I couldn't have summed up my recent talk at the Writers Forum any better myself, so I'll just link you right to writer Nicole Zimmerman's excellent summary at Paper-Pencil-Pen.
To jumpstart the evening's discussion on writing and publishing memoir and personal essays, I interviewed myself, asking and then answering tough questions, such as "What if you can't remember every detail?" and "After you published your memoir, did your parents stop speaking to you?"

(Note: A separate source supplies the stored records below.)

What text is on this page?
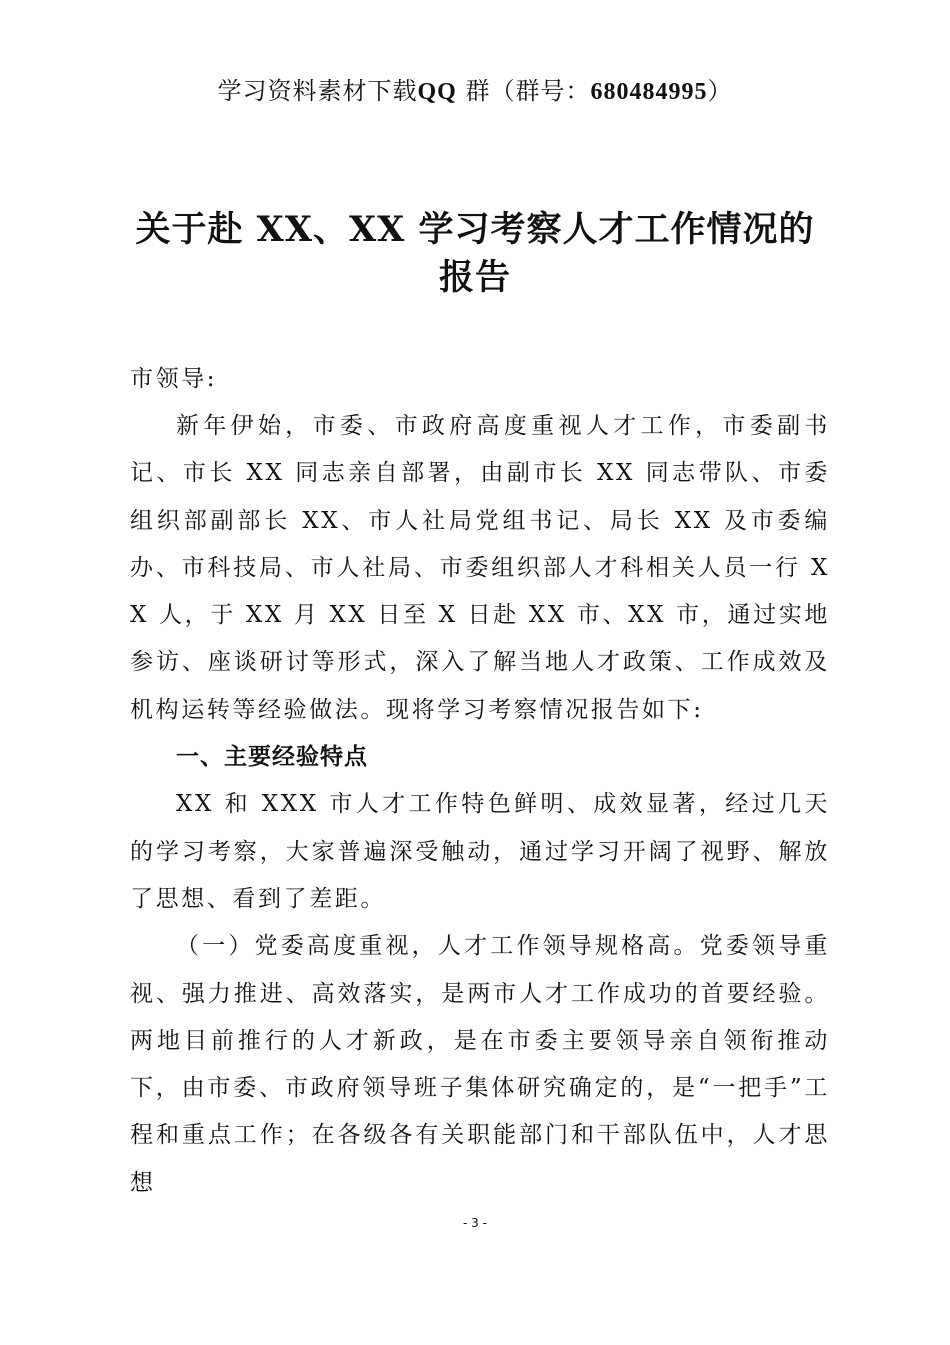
学习资料素材下载QQ 群（群号：680484995）
关于赴 XX、XX 学习考察人才工作情况的
报告
市领导:

新年伊始，市委、市政府高度重视人才工作，市委副书记、市长 XX 同志亲自部署，由副市长 XX 同志带队、市委组织部副部长 XX、市人社局党组书记、局长 XX 及市委编办、市科技局、市人社局、市委组织部人才科相关人员一行 XX 人，于 XX 月 XX 日至 X 日赴 XX 市、XX 市，通过实地参访、座谈研讨等形式，深入了解当地人才政策、工作成效及机构运转等经验做法。现将学习考察情况报告如下:

一、主要经验特点

XX 和 XXX 市人才工作特色鲜明、成效显著，经过几天的学习考察，大家普遍深受触动，通过学习开阔了视野、解放了思想、看到了差距。

（一）党委高度重视，人才工作领导规格高。党委领导重视、强力推进、高效落实，是两市人才工作成功的首要经验。两地目前推行的人才新政，是在市委主要领导亲自领衔推动下，由市委、市政府领导班子集体研究确定的，是“一把手”工程和重点工作；在各级各有关职能部门和干部队伍中，人才思想

- 3 -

Bonus: my shoes get some press...
maryjanes on steroids
At the Writers Forum, I not only wore these shoes, but I also talked a bit about the distinction between the process of writing a memoir or personal essay and the process of publishing one. When writing, I don't think about anyone, such as my parents, reading it, because I need to write freely and allow the thoughts, feelings, and images to emerge. Censorship in any form, including self-censorship that comes from a fear of hurting someone, hampers the creative process. But publishing--making this writing public--is a whole other story. Then you have some decisions to make about what you are willing to reveal and risk in your life, for the sake of your art. When my memoir manuscript was about to become a book, I gave it a final read, looking just at how I had portrayed the people in my life, especially the ones I wanted to remain my life. What I nipped and tucked did not hurt the veracity of the memoir, and may even have improved it, because I applied an extra layer of empathy. And empathy is so crucial to a good memoir--and a good life.